Still, the pinukpuk has not gone unnoticed. Designers Rene Salud and Dita Sandico-Ong are ardent supporters of the product, featuring the fabric in their shows, and former senator Loren Legarda purchases bolts of pinukpok with frequency. The fabric has also made the rounds in Manila through the efforts of the non-stock non-profit organization Market Encounter Goes to Manila and the aforementioned Gayon Bicol Fiesta II. The latest promotional effort is the Pinukpok Fashion Show, held last June 24, where local government officials, led by Albay Governor Joey Salceda, showed support by donning on evening outfits made from pinukpok.
Bicolano designer Danny Clint (no, I don’t think that’s his complete name, either), who was previously based in Dubai for three years, was the sole designer to create gowns for the show. With dozens of elaborate gowns and different-colored barongs featured on the catwalk, it was truly a Herculean effort to dress the models, who were a mix of Ms. Polangui candidates and Albay government officials. When asked if there is a difference between working with more traditional fabrics and with pinukpok, Clint claims there is none. “But for the dyed ones, I had to use the class C fabric, which has cotton strands woven with abaca. The cotton strands were dyed, giving color to the fabric and creating patterns.”

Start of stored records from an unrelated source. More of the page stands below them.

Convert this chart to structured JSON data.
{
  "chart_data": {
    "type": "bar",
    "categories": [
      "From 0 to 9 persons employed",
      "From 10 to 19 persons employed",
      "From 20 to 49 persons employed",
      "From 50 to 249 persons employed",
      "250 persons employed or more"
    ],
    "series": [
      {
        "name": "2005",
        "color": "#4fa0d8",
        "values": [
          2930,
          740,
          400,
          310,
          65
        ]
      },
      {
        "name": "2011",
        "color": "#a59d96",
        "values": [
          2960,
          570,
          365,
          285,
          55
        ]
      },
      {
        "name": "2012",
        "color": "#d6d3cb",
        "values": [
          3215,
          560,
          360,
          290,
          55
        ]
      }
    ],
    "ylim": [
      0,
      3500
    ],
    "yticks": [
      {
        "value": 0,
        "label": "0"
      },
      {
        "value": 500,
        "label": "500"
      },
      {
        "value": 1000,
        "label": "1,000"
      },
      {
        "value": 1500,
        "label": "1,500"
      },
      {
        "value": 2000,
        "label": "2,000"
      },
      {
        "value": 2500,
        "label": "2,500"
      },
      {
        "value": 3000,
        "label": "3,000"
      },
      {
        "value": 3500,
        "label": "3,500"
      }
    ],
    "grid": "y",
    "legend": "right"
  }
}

There are different tacks that the local government could take to market the fabric: they can opt for its commercialization, training more weavers and adding more rotary presses to meet the demands that will come after heavy promotion of the fabric in the local and international textile industry. Or, they can use its element of exclusivity as leverage and promote it as a scarce but highly covetable commodity, something that is not too far from the pinukpok’s current status. It can approximate the “rare and exotic” status of South Cotabato’s T’nalak fabric (though T’nalak weaving both as an art and an industry faces its own problems), done without excessively working and using the resources, which are the weavers and raw abaca.
So far, the efforts exerted are somewhere in the middle of the two scenarios. Camarines Sur is working heavily on tending after its abaca plantations, a possible solution to the scarcity problem of raw material, though Pereyra says CamSur rarely supplies Banquerohan because of its own abaca-based industries. As of now, the Banquerohan weavers get their abaca from Manito, also in Albay. DTI and DOLE can also prop up pinukpok weaving as a serious and consistent income-generating industry, not just as a start-up livelihood program for short- to mid-term poverty alleviation. By extension, the Department of Tourism can promote it as a craft, an art, and not just another Bicol souvenir, raising its prestige level.
As for fashion hounds, the next time they head south of Luzon, I hope they opt to drop by the weavers’ workstation and buy for themselves some pinukpok fabric. After all, nationalism is now a certifiable fashion trend; why not step out of the box of shirts silkscreened with the Philippine map and support an industry that is 100 percent Filipino, made with 100 percent Filipino raw material — and, in the process, help the livelihood of those who really need it?